Par Justin Rowlatt & Laurence Knight
BBC News
Depuis les premiers humains qui frottaient des bâtons pour faire du feu jusqu’aux combustibles fossiles à l’origine de la révolution industrielle, l’énergie a joué un rôle central dans notre développement en tant qu’espèce. Mais la façon dont nous alimentons nos sociétés a également créé le plus grand défi de l’humanité. Un défi qui nécessitera toute notre ingéniosité pour le relever.
L’énergie est la clé de la domination mondiale de l’humanité.

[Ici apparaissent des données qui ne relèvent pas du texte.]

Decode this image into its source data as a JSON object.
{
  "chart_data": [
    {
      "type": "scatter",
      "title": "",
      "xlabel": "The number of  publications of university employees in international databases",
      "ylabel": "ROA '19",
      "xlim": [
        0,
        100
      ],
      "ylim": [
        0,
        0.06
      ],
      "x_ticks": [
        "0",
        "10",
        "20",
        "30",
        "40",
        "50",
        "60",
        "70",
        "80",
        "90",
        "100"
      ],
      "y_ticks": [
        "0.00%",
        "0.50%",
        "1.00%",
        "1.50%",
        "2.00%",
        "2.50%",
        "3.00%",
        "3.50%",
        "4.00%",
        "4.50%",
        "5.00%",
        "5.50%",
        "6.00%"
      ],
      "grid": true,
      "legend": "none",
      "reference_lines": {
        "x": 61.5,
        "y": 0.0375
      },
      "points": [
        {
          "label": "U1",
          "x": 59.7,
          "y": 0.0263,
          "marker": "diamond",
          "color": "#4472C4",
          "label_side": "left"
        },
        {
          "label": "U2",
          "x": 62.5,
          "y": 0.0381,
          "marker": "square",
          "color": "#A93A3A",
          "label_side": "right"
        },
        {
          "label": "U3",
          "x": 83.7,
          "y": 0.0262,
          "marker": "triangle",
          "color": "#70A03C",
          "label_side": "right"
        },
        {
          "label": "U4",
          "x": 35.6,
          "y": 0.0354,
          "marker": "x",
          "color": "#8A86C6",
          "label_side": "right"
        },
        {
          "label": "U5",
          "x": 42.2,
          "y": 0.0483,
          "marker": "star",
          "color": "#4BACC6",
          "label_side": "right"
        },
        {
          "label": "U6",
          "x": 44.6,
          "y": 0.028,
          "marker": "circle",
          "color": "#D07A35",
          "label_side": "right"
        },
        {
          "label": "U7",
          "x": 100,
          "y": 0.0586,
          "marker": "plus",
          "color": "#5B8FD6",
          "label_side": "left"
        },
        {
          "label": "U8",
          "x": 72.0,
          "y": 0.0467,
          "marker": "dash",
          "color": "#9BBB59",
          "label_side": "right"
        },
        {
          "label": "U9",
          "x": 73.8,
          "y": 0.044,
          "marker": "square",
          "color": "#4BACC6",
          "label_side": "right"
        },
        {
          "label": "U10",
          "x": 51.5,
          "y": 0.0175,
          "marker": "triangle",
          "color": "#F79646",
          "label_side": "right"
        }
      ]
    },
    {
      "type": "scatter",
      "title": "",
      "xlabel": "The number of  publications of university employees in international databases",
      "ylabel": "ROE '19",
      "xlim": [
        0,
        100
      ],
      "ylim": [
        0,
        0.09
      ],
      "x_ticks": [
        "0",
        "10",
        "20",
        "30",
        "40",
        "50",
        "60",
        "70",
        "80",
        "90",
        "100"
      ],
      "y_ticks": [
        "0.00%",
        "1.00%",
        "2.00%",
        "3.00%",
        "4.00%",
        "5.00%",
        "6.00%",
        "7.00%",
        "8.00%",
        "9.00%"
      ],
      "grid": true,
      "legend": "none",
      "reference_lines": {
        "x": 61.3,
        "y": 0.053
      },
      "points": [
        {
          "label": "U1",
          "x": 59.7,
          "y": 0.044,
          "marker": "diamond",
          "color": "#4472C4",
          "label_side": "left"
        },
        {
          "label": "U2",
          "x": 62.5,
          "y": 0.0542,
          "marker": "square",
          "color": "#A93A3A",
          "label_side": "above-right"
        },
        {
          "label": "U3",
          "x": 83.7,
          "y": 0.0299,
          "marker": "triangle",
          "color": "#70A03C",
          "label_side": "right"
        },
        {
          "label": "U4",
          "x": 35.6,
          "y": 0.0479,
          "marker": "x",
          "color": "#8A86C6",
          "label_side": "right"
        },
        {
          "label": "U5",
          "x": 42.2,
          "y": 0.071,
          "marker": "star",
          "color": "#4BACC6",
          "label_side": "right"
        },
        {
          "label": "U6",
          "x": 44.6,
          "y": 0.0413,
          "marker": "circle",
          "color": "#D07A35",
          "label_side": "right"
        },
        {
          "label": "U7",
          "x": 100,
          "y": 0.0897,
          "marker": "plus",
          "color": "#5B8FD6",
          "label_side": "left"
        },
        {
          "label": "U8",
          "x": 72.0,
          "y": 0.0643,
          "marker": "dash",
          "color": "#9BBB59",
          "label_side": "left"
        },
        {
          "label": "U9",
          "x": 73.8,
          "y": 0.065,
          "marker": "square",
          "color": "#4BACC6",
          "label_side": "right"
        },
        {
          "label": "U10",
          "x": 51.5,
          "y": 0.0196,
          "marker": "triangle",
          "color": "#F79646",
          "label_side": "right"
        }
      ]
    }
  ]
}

Pas seulement le kérosène qui nous permet de traverser des continents entiers en quelques heures, ou les bombes que nous fabriquons et qui peuvent faire sauter des villes entières, mais les énormes quantités d’énergie que nous utilisons chaque jour.
Considérez ceci : un être humain au repos a besoin de la même quantité d’énergie qu’une vieille ampoule à incandescence pour soutenir son métabolisme – environ 90 watts (joules par seconde).
Mais l’être humain moyen d’un pays développé consomme plus de 100 fois cette quantité, si l’on ajoute l’énergie nécessaire pour se déplacer, construire et chauffer nos maisons, cultiver nos aliments et toutes les autres activités auxquelles notre espèce se livre.
L’Américain moyen, par exemple, consomme environ 10 000 watts.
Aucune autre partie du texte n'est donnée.